Cop killer Herman Bell released after 44 years

Those who say "time heals all wounds" would never use that expression to describe the cold-blooded murders of New York City police officers Waverly Jones and Joseph Piagentini.

Convicted cop killer Herman Bell served 44 years in prison, expressed remorse, and was deemed safe to society by the state's parole board after his eighth parole hearing. He was released from Shawangunk Correctional Facility in Wallkill on Friday.

"Respect for the law has now been shot down when you have a parole board that does not follow the law, a court that doesn't establish the rules to make sure they follow the law," PBA President Patrick Lynch said. "We have a political and a justice system that has failed us."

In 1971, Bell and two other members of the radical group Black liberation Army lured the two officers to a Harlem housing development with a bogus 911 call. In the ambush, Jones died from a single gunshot.

Wounded, Piagentini begged for his life in the name of his two daughters. Herman Bell emptied both of his guns. Piagentini was shot 22 times, authorities said.

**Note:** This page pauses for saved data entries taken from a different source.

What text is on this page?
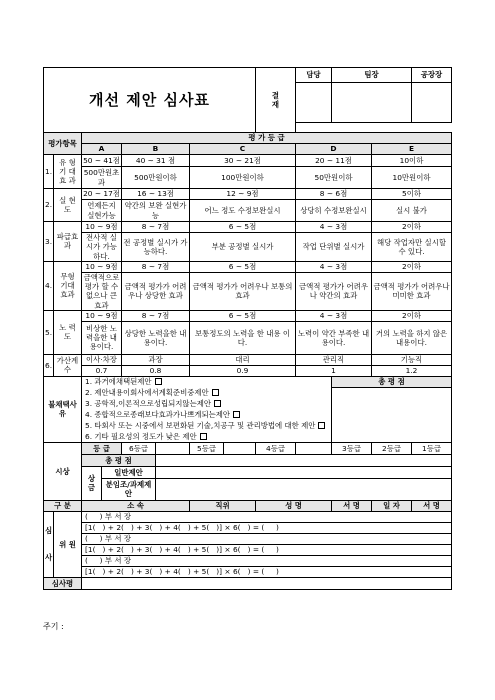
개선 제안 심사표								결
재	담당	팀장		공장장

평가항목		평 가 등 급										
		A		B		C			D		E	
1.	유 형
기 대
효 과	50 ~ 41점		40 ~ 31 점		30 ~ 21점			20 ~ 11점		10이하	
		500만원초과		500만원이하		100만원이하			50만원이하		10만원이하	
2.	실 현 도	20 ~ 17점		16 ~ 13점		12 ~ 9점			8 ~ 6점		5이하	
		언제든지 실현가능		약간의 보완 실현가능		어느 정도 수정보완실시			상당히 수정보완실시		실시 불가	
3.	파급효과	10 ~ 9점		8 ~ 7점		6 ~ 5점			4 ~ 3점		2이하	
		전사적 실시가 가능하다.		전 공정별 실시가 가능하다.		부분 공정별 실시가			작업 단위별 실시가		해당 작업자만 실시할 수 있다.	
4.	무형
기대
효과	10 ~ 9점		8 ~ 7점		6 ~ 5점			4 ~ 3점		2이하	
		금액적으로 평가 할 수 없으나 큰 효과		금액적 평가가 어려우나 상당한 효과		금액적 평가가 어려우나 보통의 효과			금액적 평가가 어려우나 약간의 효과		금액적 평가가 어려우나 미미한 효과	
5.	노 력 도	10 ~ 9점		8 ~ 7점		6 ~ 5점			4 ~ 3점		2이하	
		비상한 노력을한 내용이다.		상당한 노력을한 내용이다.		보통정도의 노력을 한 내용 이다.			노력이 약간 부족한 내용이다.		거의 노력을 하지 않은 내용이다.	
6.	가산계수	이사·차장		과장		대리			관리직		기능직	
		0.7		0.8		0.9			1		1.2	
불채택사유		1. 과거에채택된제안								총 평 점		
		2. 제안내용이회사에서계획준비중제안										
		3. 공학적,이론적으로성립되지않는제안										
		4. 종합적으로종래보다효과가나쁘게되는제안										
		5. 타회사 또는 시중에서 보편화된 기술,치공구 및 관리방법에 대한 제안										
		6. 기타 필요성의 정도가 낮은 제안										
시상		등 급		6등급		5등급		4등급		3등급	2등급	1등급
		총 평 점										

		상
금	일반제안									
			분임조/과제제안									
구 분		소 속				직위		성 명		서 명	일 자	서 명

심
사	위 원	(     ) 부 서 장										
		[1( ) + 2( ) + 3( ) + 4( ) + 5( )] × 6( ) = ( )										
		(     ) 부 서 장										
		[1( ) + 2( ) + 3( ) + 4( ) + 5( )] × 6( ) = ( )										
		(     ) 부 서 장										
		[1( ) + 2( ) + 3( ) + 4( ) + 5( )] × 6( ) = ( )										
심사평												
주기 :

In 1979, Bell and the two accomplices were convicted of murder. A judge sentenced them to 25 years to life in prison, which was the law at the time. One accomplice died in prison while the other, Anthony Bottom, is due for a parole hearing in June.

Last month when the parole board approved Bell's release, Piagentini's widow, Diane Piagentini, said the decision "put a bulls-eye on every officer who serves the city and this country." She said in a statement released Friday that Gov. Andrew Cuomo "failed to uphold his oath" to protect New Yorkers.

"Shame on you. You should have put politics aside and done the right thing. You should have given us a new parole hearing," Piagentini said. "You should have at least met with us and done right for two police officers, Joseph Piagentini and Waverly Jones, who were killed protecting and serving the citizens of New York."

The PBA filed a lawsuit on her behalf to block Bell's release. An appellate judge on Wednesday denied the union's request for a temporary restraining order to keep Bell behind bars.

Cuomo has said that he disagrees with the board's decision to release Bell.